8-28 août 1996
France. Évacuation des « sans-papiers » africains de l'église Saint-Bernard
Le 8, le ministre de l'Intérieur Jean-Louis Debré annonce son intention de porter de deux à trois le nombre mensuel de vols charters destinés à renvoyer les étrangers en situation irrégulière dans leur pays. Il conserve une position très ferme au sujet des « sans-papiers » africains qui, depuis le mois de mars, réclament leur régularisation. Après la décision prise en juin par les autorités de régulariser une cinquantaine de situations seulement sur près de trois cents, les sans-papiers ont trouvé refuge, le 28 du même mois, dans l'église Saint-Bernard, dans le XVIIIe arrondissement de Paris, où dix d'entre eux observent une grève de faim depuis le 4 juillet.
Le 15, une messe de solidarité avec les sans papiers est célébrée dans l'église par le curé de Saint-Bernard qui a refusé de signer un ordre de réquisition de la force publique.
À partir du 17, date d'expiration du délai accordé aux sans-papiers non régularisés en juin pour quitter le territoire, des centaines de sympathisants se relaient devant l'église afin de prévenir toute intervention de la police.
Le 19, le président du groupe U.D.F. à l'Assemblée nationale, Gilles de Robien, préconise la constitution d'une mission parlementaire chargée d'« aider à la recherche de solutions humainement justes et légalement acceptables » pour les sans-papiers.
Le 20, l'ensemble des formations de gauche et d'extrême gauche signent, sur l'initiative du Parti communiste, un appel au président Chirac en faveur de l'ouverture de négociations entre le gouvernement et les sans-papiers.
Le 20 également sur l'initiative du chef de l'État, le gouvernement saisit le Conseil d'État d'une demande d'étude portant sur les modalités d'application des « lois Pasqua » de décembre 1993 relatives à l'immigration.
Le 21, à Paris, une manifestation réunit plus de huit mille personnes en faveur des sans-papiers.
Le 21 également, après s'être assuré du soutien de la majorité sur le sujet, Alain Juppé accepte de réexaminer les cas des parents non français d'enfants nés en France, des conjoints d'étrangers en situation régulière et des malades.

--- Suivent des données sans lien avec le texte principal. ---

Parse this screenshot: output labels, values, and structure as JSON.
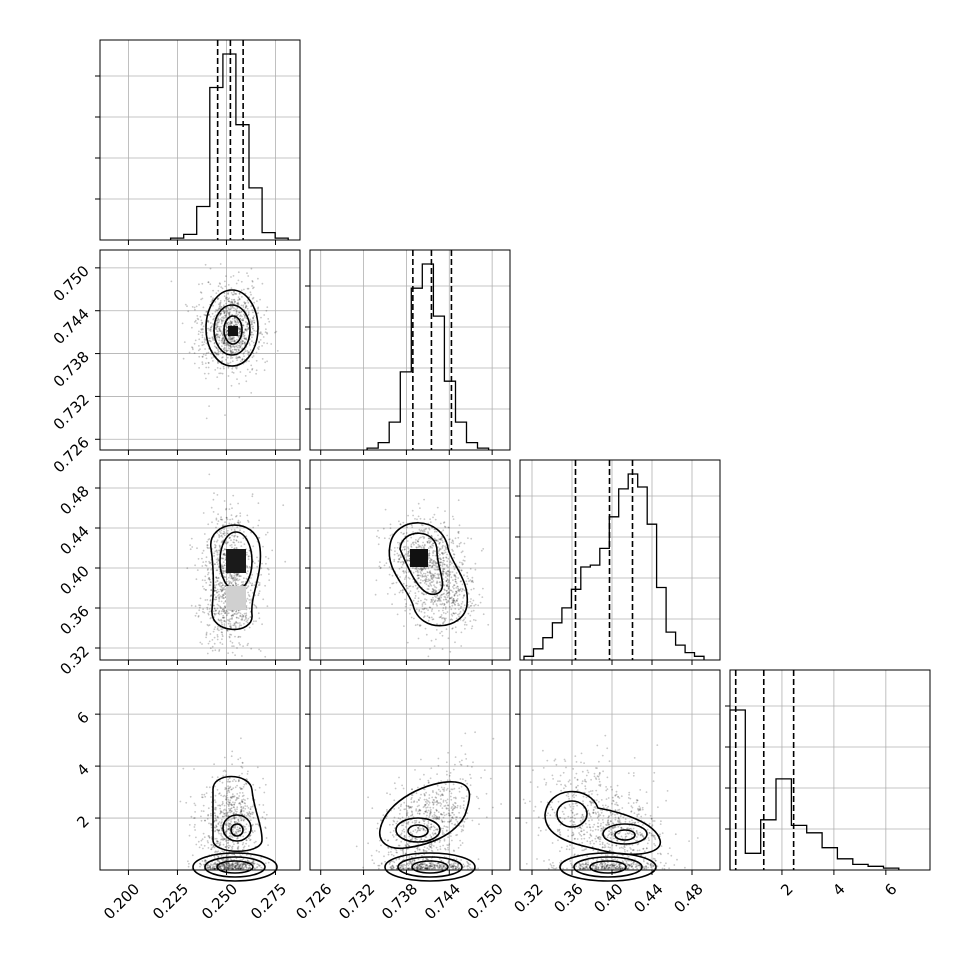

Le 22, le Conseil d'État rend son avis. Il confirme qu'il n'existe pas de « droit à la régularisation » et qu'aucun des intéressés ne dispose d'un droit au séjour en France. Mais, dans le même temps, il rappelle que « l'autorité administrative a le pouvoir [de] procéder » à des mesures de régularisation à titre exceptionnel. Le droit d'appréciation de celle-ci se trouve toutefois limité, selon le Conseil d'État, lorsque le demandeur est en situation de faire valoir son « droit à une vie familiale normale », lorsqu'il est le parent d'un enfant français, lorsqu'il peut se prévaloir de dix à quinze ans, selon les cas, de résidence en France ou lorsque son expulsion « peut avoir des conséquences d'une gravité exceptionnelle sur [sa] situation personnelle », et notamment sur son état de santé. Alain Juppé déclare que, « ... dans ces conditions, le mouvement [des sans-papiers] et, tout particulièrement, cette douloureuse grève de la faim n'ont plus d'objet ».
Le 23, la police fait évacuer l'église Saint-Bernard. Les jours suivants, alors que la confusion règne quant à la situation juridique des Africains interpellés, quelques-uns sont expulsés et quelques dizaines d'autres voient leur situation régularisée ou font l'objet d'un arrêté de reconduite à la frontière, tandis que la majorité reste dans l'incertitude quant à son sort.
Le 28, plus de quinze mille personnes manifestent à Paris contre les expulsions de sans-papiers.